ReportGenerator.exe /assembly:SomeSpecAssembly.dll ReportGenerator.exe /assembly:C:\Test\SomeSpecAssembly.dll \ ReportGenerator.exe /assembly:’C:\Path with spaces\SomeSpecAssembly.dll’ ReportGenerator.exe /assembly:SomeSpecAssembly.dll /assembly:SomeOtherSpecAssembly.dll

/generator configures the generator to use. There are currently two generators implemented. One building an ASCII .txt file which looks like this. In order to use it you have to run the generator with

ReportGenerator.exe /assembly:SomeSpecAssembly /generator:Text

The other creating an HTML file which looks like this. This is the default generator which is used when you omit the /generator argument.

The files created by the generator are created on a per assembly basis and named like the assembly with the suffix .html or .txt.
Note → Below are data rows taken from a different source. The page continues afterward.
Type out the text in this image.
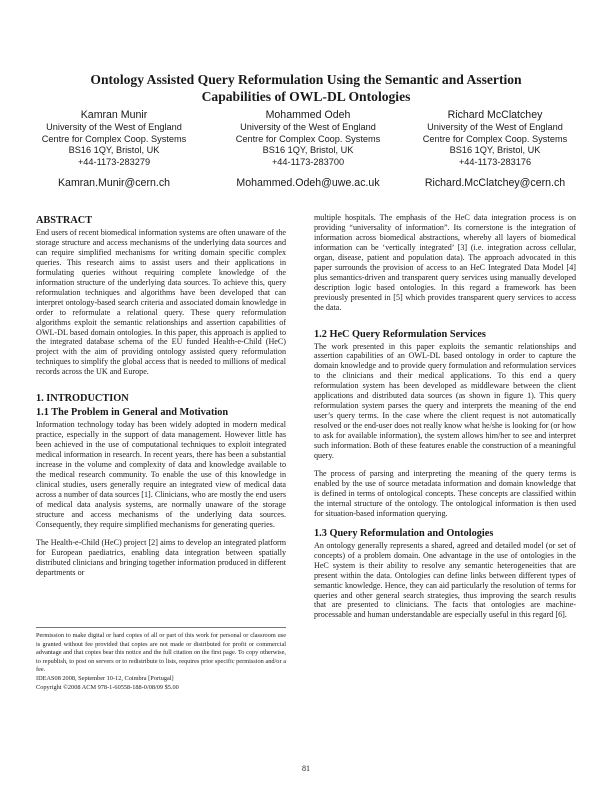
Ontology Assisted Query Reformulation Using the Semantic and Assertion Capabilities of OWL-DL Ontologies
Kamran Munir
University of the West of England
Centre for Complex Coop. Systems
BS16 1QY, Bristol, UK
+44-1173-283279
Kamran.Munir@cern.ch
Mohammed Odeh
University of the West of England
Centre for Complex Coop. Systems
BS16 1QY, Bristol, UK
+44-1173-283700
Mohammed.Odeh@uwe.ac.uk
Richard McClatchey
University of the West of England
Centre for Complex Coop. Systems
BS16 1QY, Bristol, UK
+44-1173-283176
Richard.McClatchey@cern.ch
ABSTRACT

End users of recent biomedical information systems are often unaware of the storage structure and access mechanisms of the underlying data sources and can require simplified mechanisms for writing domain specific complex queries. This research aims to assist users and their applications in formulating queries without requiring complete knowledge of the information structure of the underlying data sources. To achieve this, query reformulation techniques and algorithms have been developed that can interpret ontology-based search criteria and associated domain knowledge in order to reformulate a relational query. These query reformulation algorithms exploit the semantic relationships and assertion capabilities of OWL-DL based domain ontologies. In this paper, this approach is applied to the integrated database schema of the EU funded Health-e-Child (HeC) project with the aim of providing ontology assisted query reformulation techniques to simplify the global access that is needed to millions of medical records across the UK and Europe.

1. INTRODUCTION
1.1 The Problem in General and Motivation

Information technology today has been widely adopted in modern medical practice, especially in the support of data management. However little has been achieved in the use of computational techniques to exploit integrated medical information in research. In recent years, there has been a substantial increase in the volume and complexity of data and knowledge available to the medical research community. To enable the use of this knowledge in clinical studies, users generally require an integrated view of medical data across a number of data sources [1]. Clinicians, who are mostly the end users of medical data analysis systems, are normally unaware of the storage structure and access mechanisms of the underlying data sources. Consequently, they require simplified mechanisms for generating queries.

The Health-e-Child (HeC) project [2] aims to develop an integrated platform for European paediatrics, enabling data integration between spatially distributed clinicians and bringing together information produced in different departments or

Permission to make digital or hard copies of all or part of this work for personal or classroom use is granted without fee provided that copies are not made or distributed for profit or commercial advantage and that copies bear this notice and the full citation on the first page. To copy otherwise, to republish, to post on servers or to redistribute to lists, requires prior specific permission and/or a fee.
IDEAS08 2008, September 10-12, Coimbra [Portugal]
Copyright ©2008 ACM 978-1-60558-188-0/08/09 $5.00

multiple hospitals. The emphasis of the HeC data integration process is on providing “universality of information”. Its cornerstone is the integration of information across biomedical abstractions, whereby all layers of biomedical information can be ‘vertically integrated’ [3] (i.e. integration across cellular, organ, disease, patient and population data). The approach advocated in this paper surrounds the provision of access to an HeC Integrated Data Model [4] plus semantics-driven and transparent query services using manually developed description logic based ontologies. In this regard a framework has been previously presented in [5] which provides transparent query services to access the data.

1.2 HeC Query Reformulation Services

The work presented in this paper exploits the semantic relationships and assertion capabilities of an OWL-DL based ontology in order to capture the domain knowledge and to provide query formulation and reformulation services to the clinicians and their medical applications. To this end a query reformulation system has been developed as middleware between the client applications and distributed data sources (as shown in figure 1). This query reformulation system parses the query and interprets the meaning of the end user’s query terms. In the case where the client request is not automatically resolved or the end-user does not really know what he/she is looking for (or how to ask for available information), the system allows him/her to see and interpret such information. Both of these features enable the construction of a meaningful query.

The process of parsing and interpreting the meaning of the query terms is enabled by the use of source metadata information and domain knowledge that is defined in terms of ontological concepts. These concepts are classified within the internal structure of the ontology. The ontological information is then used for situation-based information querying.

1.3 Query Reformulation and Ontologies

An ontology generally represents a shared, agreed and detailed model (or set of concepts) of a problem domain. One advantage in the use of ontologies in the HeC system is their ability to resolve any semantic heterogeneities that are present within the data. Ontologies can define links between different types of semantic knowledge. Hence, they can aid particularly the resolution of terms for queries and other general search strategies, thus improving the search results that are presented to clinicians. The facts that ontologies are machine-processable and human understandable are especially useful in this regard [6].

81
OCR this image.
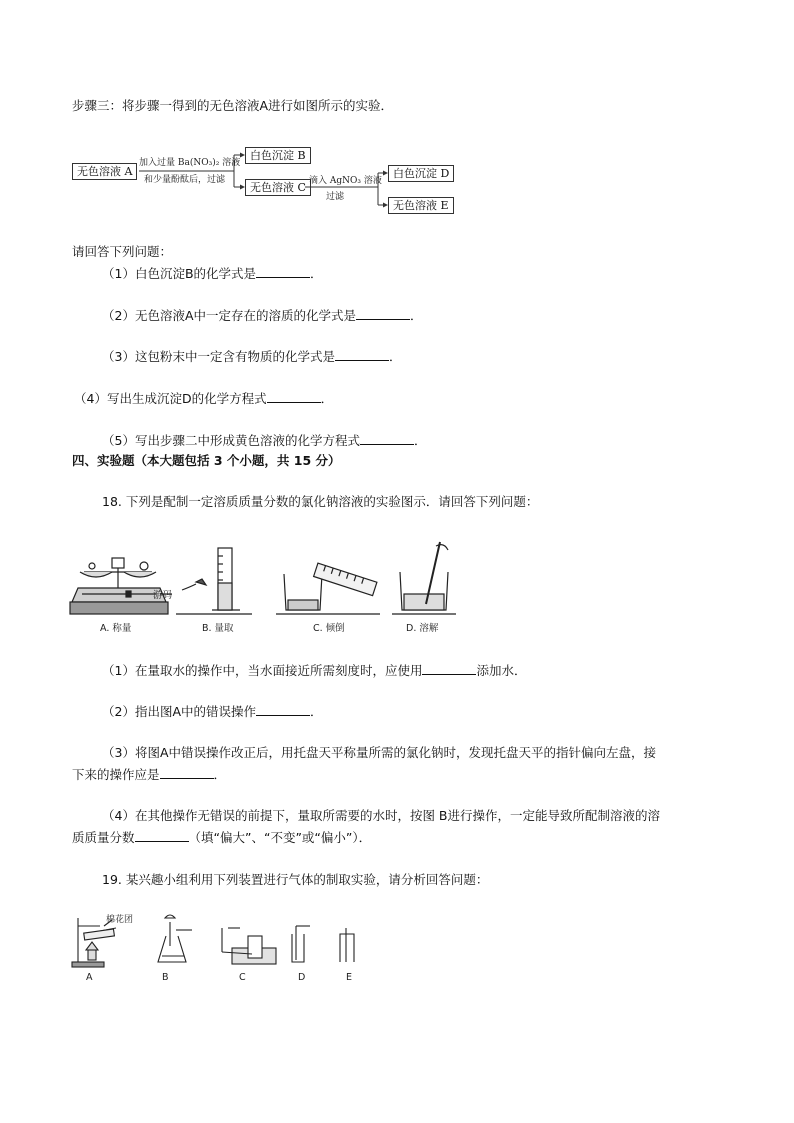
步骤三：将步骤一得到的无色溶液A进行如图所示的实验．
无色溶液 A
加入过量 Ba(NO₃)₂ 溶液
和少量酚酞后，过滤
白色沉淀 B
无色溶液 C 滴入 AgNO₃ 溶液
过滤
白色沉淀 D
无色溶液 E
请回答下列问题：
（1）白色沉淀B的化学式是	．
（2）无色溶液A中一定存在的溶质的化学式是	．
（3）这包粉末中一定含有物质的化学式是	．
（4）写出生成沉淀D的化学方程式	．
（5）写出步骤二中形成黄色溶液的化学方程式	．
四、实验题（本大题包括 3 个小题，共 15 分）
18. 下列是配制一定溶质质量分数的氯化钠溶液的实验图示．请回答下列问题：
游码
A. 称量	B. 量取	C. 倾倒	D. 溶解
（1）在量取水的操作中，当水面接近所需刻度时，应使用	添加水．
（2）指出图A中的错误操作	．
（3）将图A中错误操作改正后，用托盘天平称量所需的氯化钠时，发现托盘天平的指针偏向左盘，接
下来的操作应是	．
（4）在其他操作无错误的前提下，量取所需要的水时，按图 B进行操作，一定能导致所配制溶液的溶
质质量分数	（填“偏大”、“不变”或“偏小”）．
19. 某兴趣小组利用下列装置进行气体的制取实验，请分析回答问题：
棉花团
A	B	C	D	E
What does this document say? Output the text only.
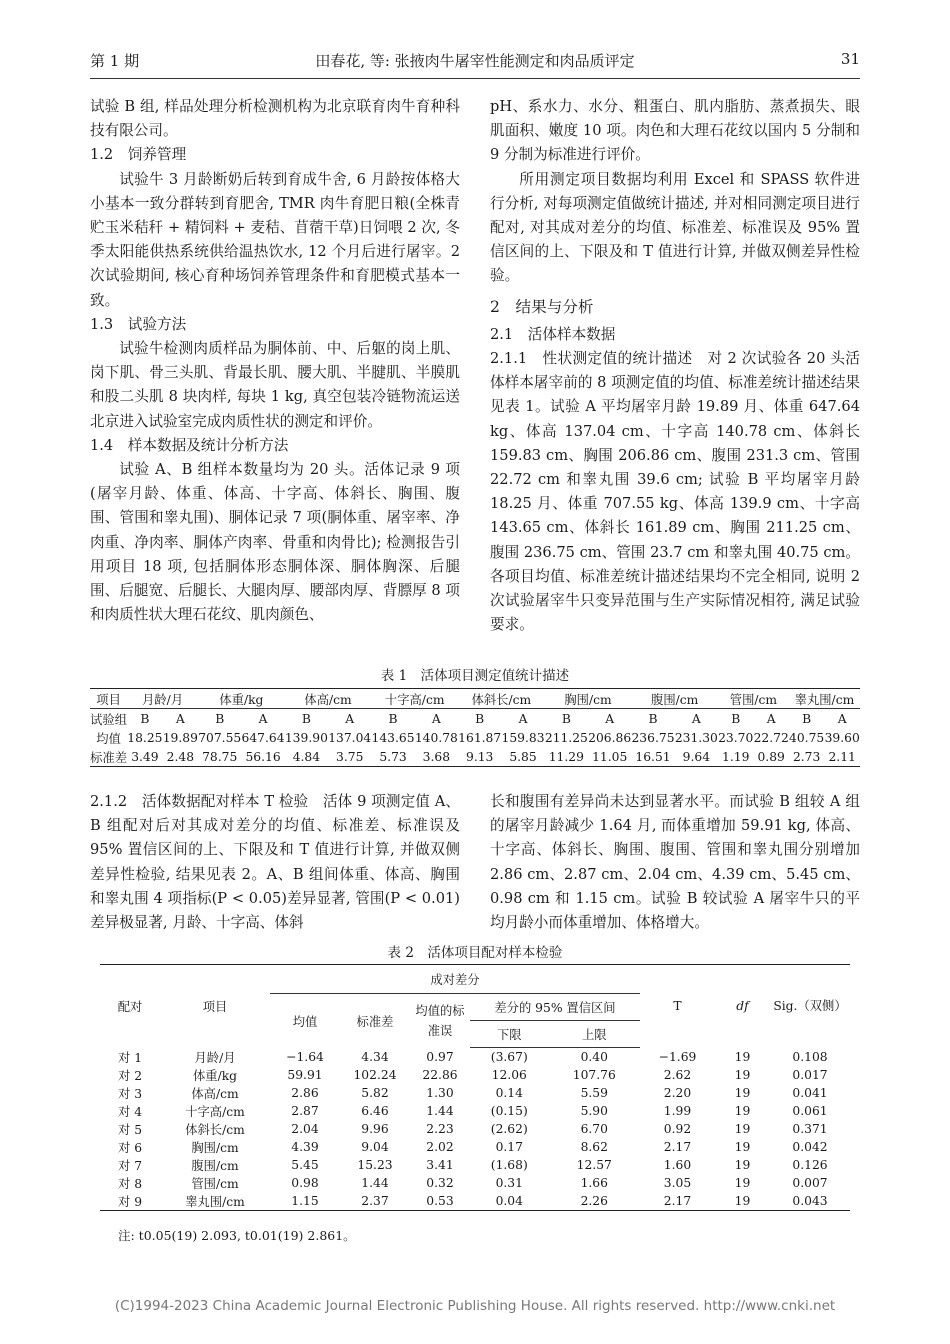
第 1 期	田春花, 等: 张掖肉牛屠宰性能测定和肉品质评定	31

试验 B 组, 样品处理分析检测机构为北京联育肉牛育种科技有限公司。

1.2　饲养管理

试验牛 3 月龄断奶后转到育成牛舍, 6 月龄按体格大小基本一致分群转到育肥舍, TMR 肉牛育肥日粮(全株青贮玉米秸秆 + 精饲料 + 麦秸、苜蓿干草)日饲喂 2 次, 冬季太阳能供热系统供给温热饮水, 12 个月后进行屠宰。2 次试验期间, 核心育种场饲养管理条件和育肥模式基本一致。

1.3　试验方法

试验牛检测肉质样品为胴体前、中、后躯的岗上肌、岗下肌、骨三头肌、背最长肌、腰大肌、半腱肌、半膜肌和股二头肌 8 块肉样, 每块 1 kg, 真空包装冷链物流运送北京进入试验室完成肉质性状的测定和评价。

1.4　样本数据及统计分析方法

试验 A、B 组样本数量均为 20 头。活体记录 9 项(屠宰月龄、体重、体高、十字高、体斜长、胸围、腹围、管围和睾丸围)、胴体记录 7 项(胴体重、屠宰率、净肉重、净肉率、胴体产肉率、骨重和肉骨比); 检测报告引用项目 18 项, 包括胴体形态胴体深、胴体胸深、后腿围、后腿宽、后腿长、大腿肉厚、腰部肉厚、背膘厚 8 项和肉质性状大理石花纹、肌肉颜色、

pH、系水力、水分、粗蛋白、肌内脂肪、蒸煮损失、眼肌面积、嫩度 10 项。肉色和大理石花纹以国内 5 分制和 9 分制为标准进行评价。

所用测定项目数据均利用 Excel 和 SPASS 软件进行分析, 对每项测定值做统计描述, 并对相同测定项目进行配对, 对其成对差分的均值、标准差、标准误及 95% 置信区间的上、下限及和 T 值进行计算, 并做双侧差异性检验。

2　结果与分析

2.1　活体样本数据

2.1.1　性状测定值的统计描述　对 2 次试验各 20 头活体样本屠宰前的 8 项测定值的均值、标准差统计描述结果见表 1。试验 A 平均屠宰月龄 19.89 月、体重 647.64 kg、体高 137.04 cm、十字高 140.78 cm、体斜长 159.83 cm、胸围 206.86 cm、腹围 231.3 cm、管围 22.72 cm 和睾丸围 39.6 cm; 试验 B 平均屠宰月龄 18.25 月、体重 707.55 kg、体高 139.9 cm、十字高 143.65 cm、体斜长 161.89 cm、胸围 211.25 cm、腹围 236.75 cm、管围 23.7 cm 和睾丸围 40.75 cm。各项目均值、标准差统计描述结果均不完全相同, 说明 2 次试验屠宰牛只变异范围与生产实际情况相符, 满足试验要求。

表 1　活体项目测定值统计描述
项目	月龄/月		体重/kg		体高/cm		十字高/cm		体斜长/cm		胸围/cm		腹围/cm		管围/cm		睾丸围/cm	
试验组	B	A	B	A	B	A	B	A	B	A	B	A	B	A	B	A	B	A
均值	18.25	19.89	707.55	647.64	139.90	137.04	143.65	140.78	161.87	159.83	211.25	206.86	236.75	231.30	23.70	22.72	40.75	39.60
标准差	3.49	2.48	78.75	56.16	4.84	3.75	5.73	3.68	9.13	5.85	11.29	11.05	16.51	9.64	1.19	0.89	2.73	2.11

2.1.2　活体数据配对样本 T 检验　活体 9 项测定值 A、B 组配对后对其成对差分的均值、标准差、标准误及 95% 置信区间的上、下限及和 T 值进行计算, 并做双侧差异性检验, 结果见表 2。A、B 组间体重、体高、胸围和睾丸围 4 项指标(P < 0.05)差异显著, 管围(P < 0.01)差异极显著, 月龄、十字高、体斜

长和腹围有差异尚未达到显著水平。而试验 B 组较 A 组的屠宰月龄减少 1.64 月, 而体重增加 59.91 kg, 体高、十字高、体斜长、胸围、腹围、管围和睾丸围分别增加 2.86 cm、2.87 cm、2.04 cm、4.39 cm、5.45 cm、0.98 cm 和 1.15 cm。试验 B 较试验 A 屠宰牛只的平均月龄小而体重增加、体格增大。

表 2　活体项目配对样本检验
配对	项目	成对差分					T	df	Sig.（双侧）
		均值	标准差	均值的标准误	差分的 95% 置信区间				
					下限	上限			
对 1	月龄/月	−1.64	4.34	0.97	(3.67)	0.40	−1.69	19	0.108
对 2	体重/kg	59.91	102.24	22.86	12.06	107.76	2.62	19	0.017
对 3	体高/cm	2.86	5.82	1.30	0.14	5.59	2.20	19	0.041
对 4	十字高/cm	2.87	6.46	1.44	(0.15)	5.90	1.99	19	0.061
对 5	体斜长/cm	2.04	9.96	2.23	(2.62)	6.70	0.92	19	0.371
对 6	胸围/cm	4.39	9.04	2.02	0.17	8.62	2.17	19	0.042
对 7	腹围/cm	5.45	15.23	3.41	(1.68)	12.57	1.60	19	0.126
对 8	管围/cm	0.98	1.44	0.32	0.31	1.66	3.05	19	0.007
对 9	睾丸围/cm	1.15	2.37	0.53	0.04	2.26	2.17	19	0.043
注: t0.05(19) 2.093, t0.01(19) 2.861。
(C)1994-2023 China Academic Journal Electronic Publishing House. All rights reserved. http://www.cnki.net
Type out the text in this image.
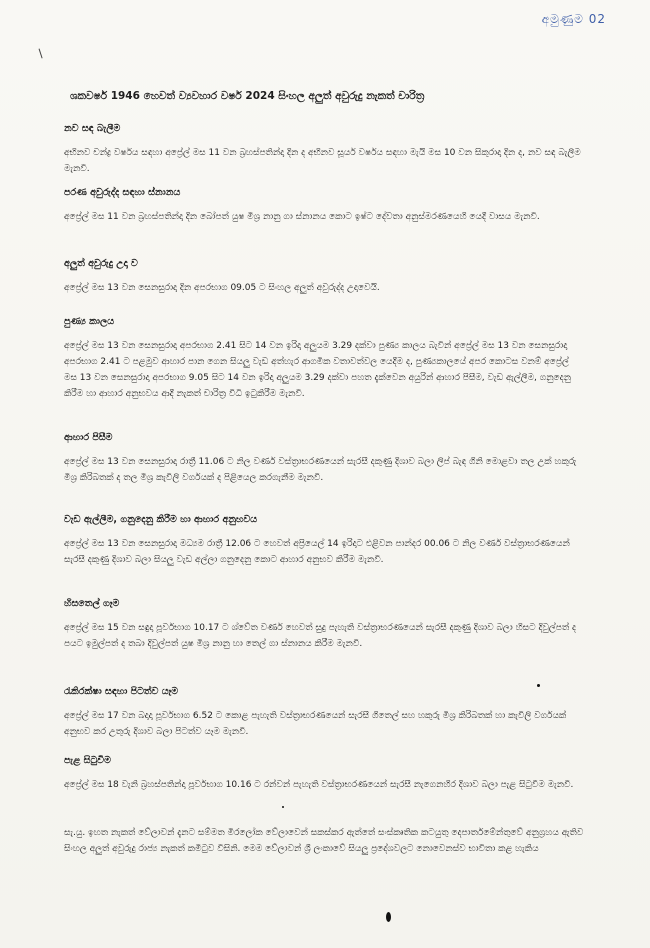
අමුණුම 02
ශකවර්ෂ 1946 හෙවත් ව්‍යවහාර වර්ෂ 2024 සිංහල අලුත් අවුරුදු නැකත් චාරිත්‍ර
නව සඳ බැලීම

අභිනව චන්ද්‍ර වර්ෂය සඳහා අප්‍රේල් මස 11 වන බ්‍රහස්පතින්දා දින ද අභිනව සූර්ය වර්ෂය සඳහා මැයි මස 10 වන සිකුරාදා දින ද, නව සඳ බැලීම මැනවි.

පරණ අවුරුද්ද සඳහා ස්නානය

අප්‍රේල් මස 11 වන බ්‍රහස්පතින්දා දින බෝපත් යුෂ මිශ්‍ර නානු ගා ස්නානය කොට ඉෂ්ට දේවතා අනුස්මරණයෙහි යෙදී වාසය මැනවි.

අලුත් අවුරුදු උදා ව

අප්‍රේල් මස 13 වන සෙනසුරාදා දින අපරභාග 09.05 ට සිංහල අලුත් අවුරුද්ද උදාවෙයි.

පුණ්‍ය කාලය

අප්‍රේල් මස 13 වන සෙනසුරාදා අපරභාග 2.41 සිට 14 වන ඉරිදා අලුයම 3.29 දක්වා පුණ්‍ය කාලය බැවින් අප්‍රේල් මස 13 වන සෙනසුරාදා අපරභාග 2.41 ට පළමුව ආහාර පාන ගෙන සියලු වැඩ අත්හැර ආගමික වතාවත්වල යෙදීම ද, පුණ්‍යකාලයේ අපර කොටස වනම් අප්‍රේල් මස 13 වන සෙනසුරාදා අපරභාග 9.05 සිට 14 වන ඉරිදා අලුයම 3.29 දක්වා පහත දැක්වෙන අයුරින් ආහාර පිසීම, වැඩ ඇල්ලීම, ගනුදෙනු කිරීම හා ආහාර අනුභවය ආදී නැකත් චාරිත්‍ර විධි ඉටුකිරීම මැනවි.

ආහාර පිසීම

අප්‍රේල් මස 13 වන සෙනසුරාදා රාත්‍රී 11.06 ට නිල වර්ණ වස්ත්‍රාභරණයෙන් සැරසී දකුණු දිශාව බලා ලිප් බැඳ ගිනි මොළවා තල උක් හකුරු මිශ්‍ර කිරිබතක් ද තල මිශ්‍ර කැවිලි වර්ගයක් ද පිළියෙල කරගැනීම මැනවි.

වැඩ ඇල්ලීම, ගනුදෙනු කිරීම හා ආහාර අනුභවය

අප්‍රේල් මස 13 වන සෙනසුරාදා මධ්‍යම රාත්‍රී 12.06 ට හෙවත් අප්‍රියෙල් 14 ඉරිදාට එළිවන පාන්දර 00.06 ට නිල වර්ණ වස්ත්‍රාභරණයෙන් සැරසී දකුණු දිශාව බලා සියලු වැඩ අල්ලා ගනුදෙනු කොට ආහාර අනුභව කිරීම මැනවි.

හිසතෙල් ගෑම

අප්‍රේල් මස 15 වන සඳුදා පූර්වභාග 10.17 ට ශ්වේත වර්ණ හෙවත් සුදු පැහැති වස්ත්‍රාභරණයෙන් සැරසී දකුණු දිශාව බලා හිසට දිවුල්පත් ද පයට ඉමුල්පත් ද තබා දිවුල්පත් යුෂ මිශ්‍ර නානු හා තෙල් ගා ස්නානය කිරීම මැනවි.

රැකිරක්ෂා සඳහා පිටත්ව යෑම

අප්‍රේල් මස 17 වන බදාදා පූර්වභාග 6.52 ට කොළ පැහැති වස්ත්‍රාභරණයෙන් සැරසී ගිතෙල් සහ හකුරු මිශ්‍ර කිරිබතක් හා කැවිලි වර්ගයක් අනුභව කර උතුරු දිශාව බලා පිටත්ව යෑම මැනවි.

පැළ සිටුවීම

අප්‍රේල් මස 18 වැනි බ්‍රහස්පතින්දා පූර්වභාග 10.16 ට රන්වන් පැහැති වස්ත්‍රාභරණයෙන් සැරසී නැගෙනහිර දිශාව බලා පැළ සිටුවීම මැනවි.

සැ.යු. ඉහත නැකත් වේලාවන් දැනට සම්මත මිරලෝක වේලාවෙන් සකස්කර ඇත්තේ සංස්කෘතික කටයුතු දෙපාර්තමේන්තුවේ අනුග්‍රහය ඇතිව සිංහල අලුත් අවුරුදු රාජ්‍ය නැකත් කමිටුව විසිනි. මෙම වේලාවන් ශ්‍රී ලංකාවේ සියලු ප්‍රදේශවලට නොවෙනස්ව භාවිතා කළ හැකිය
By default they are created in the same directory the generator is run from.

You can change this by configuring a different folder via /path.

ReportGenerator.exe /assembly:C:\Test\SomeSpecAssembly.dll /path:C:\temp

The deployment has changed slightly

The build script now merges xUnit.BDDExtensions to a single assembly (the external Rhino.Mocks assembly is not needed any more). Same applies to the ReportGenerator which uses StructureMap and NVelocity internally.

Some small changes to the API

  • Dependency<TDependency>() has been marked as obsolete in InstanceContextSpecification<T> and StaticContextSpecification.
  • AutoDependency<TDependency>() has been marked as obsolete in InstanceContextSpecification<T>.
  • An<TDependency>() and Some<TDependency>() have been added to both InstanceCOntextSpecification<T> and StaticContextSpecification.
  • The<TDependency>() has been added to InstanceCOntextSpecification<T>,

Its mostly naming which has been changed. Some discussions at my current client made me realize that it’s easier to describe the behavior of xUnit.BDDExtensions to developers who haven’t used the tool before with An<ICar>() in favor of Dependency<ICar>() and The<ICar>() in favor of AutoDependency<ICar>().

An<TDependency>() returns a new dynamic stub object every time it’s called. The<TDependency>() behaves differently. BDDExtensions has AutoMocking support built-in. Once you let the framework create your test object you’re able to access the automatically injected dynamic stubs with this method. Last but not least Some<TDependency>() provides the same behavior as An<T>(). It only returns a collection of newly created stub objects.